Marmara'ya dikkat edin, büyük bir deprem geliyor. Gelmesini mi bekleyeceğiz?
Depremler olmadan önce bilim insanlarının uyarıda bulunduklarını ifade eden Görür, "Depremlerin geleceğini söylüyoruz ama ne aziz halkım ne yerel yönetimler ne de merkezi yönetimler duyuyor. 99 depremlerinde, Elazığ’da, Maraş’ta bağırdık. Halen daha söylüyoruz. Marmara'ya dikkat edin, büyük bir deprem geliyor. Gelmesini mi bekleyeceğiz?" diye sordu.
Marmara'da deprem olursa bütün Türkiye ekonomik olarak çöker.
Gemlik ve çevresindeki yerleşimleri depreme dirençli hale getirmek için öncelikle yönetim sisteminin değiştirilmesi gerektiğini belirten Görür, diğer unsurları halk, altyapı, yapı stoku, çevre ve ekosistem, ekonomi olarak sıraladı. Kentsel dönüşümün kenti depreme hazırlamadığını ifade eden Görür, ekonomi konusundaki sözleriyle konuşmasını tamamladı: "Bizim ekonomimiz depreme hazır değil. Maraş depremine bakın. İş insanları ekip, ekipman bulamıyorlar. Dünyayla ilişkiyi kaybettiler. 'Daha 20 sene kendimize gelemeyiz' diyorlar. Marmara'da deprem olursa bütün Türkiye ekonomik olarak çöker. İş insanlarımızın deprem dirençli sanayi alanlarına sahip çıkmaları gerekir. Ekonominin depreme hazırlanması mümkün fakat iş dünyamız bu yönde çalışma yapıyor mu?"

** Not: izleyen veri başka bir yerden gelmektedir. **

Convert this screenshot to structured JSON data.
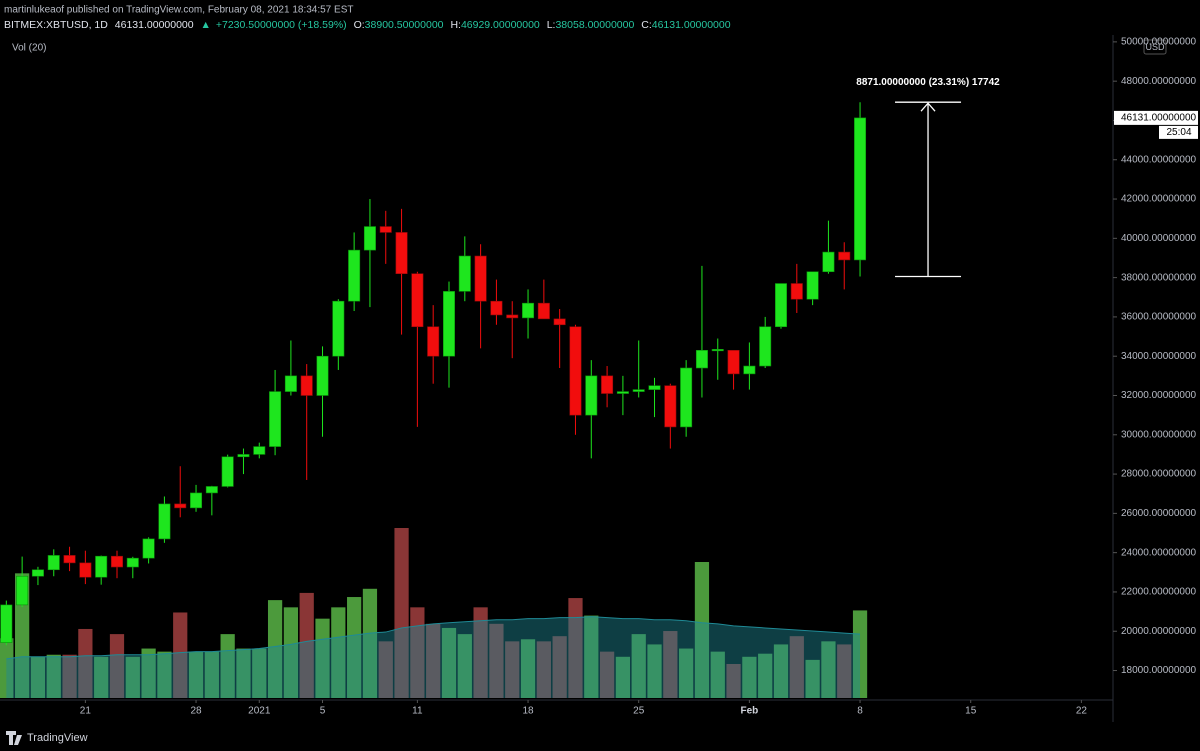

‘Bursa’da yapı stoğunun yüzde 65’i kötü’
TMMOB İKK Sekreteri Şirin Rodoplu Şimşek, Bursa’da yüzde 65 yapı stoğunun kötü olduğunu belirtti. Şimşek, “Bursa’da yüzde 65 için ‘Allah gecinden versin’ diyeceğimiz yapı stoğuna sahibiz. Yapılması gereken tek şey dönüşüm. Doğru planlamayla birlikte bu kent dönüşüme girmek zorunda. Çok sıkışmış bir kentteyiz. Maalesef planlama adına yapılabilecek adımlar kolay değil. Biz en azından belediyelerimiz deprem üzerine çalışmalar yaptığında bununla teselli bulur noktadayız” diye konuştu.
AKUT Başkanı Nasuh Mahruki, Türkiye’nin yapı stoğuna değinerek 2000 yılından önce yapılan binalardan korktuklarını söyledi.
Mahruki, "Yönetmeliği değiştirmekle, iyi hale getirmekle iş yine bitmiyor. Çünkü Türkiye'nin çok büyük bir denetim sorunu var. İnşaat sektörü, kirli siyasetin finansmanı için kullanılıyor. Siz siyasetinizi inşaat sektörüyle finanse ediyorsanız o zaman rant işler. Maraş depremlerinde gördük ki, tarım alanları imara açılmış, çok katlı yapılara izin verilmiş. Adı üzerinde tarım alanı, sulak zemin. Yıkılmasa bile binalar çok ağır, ağır hasarlı durumda” diye konuştu.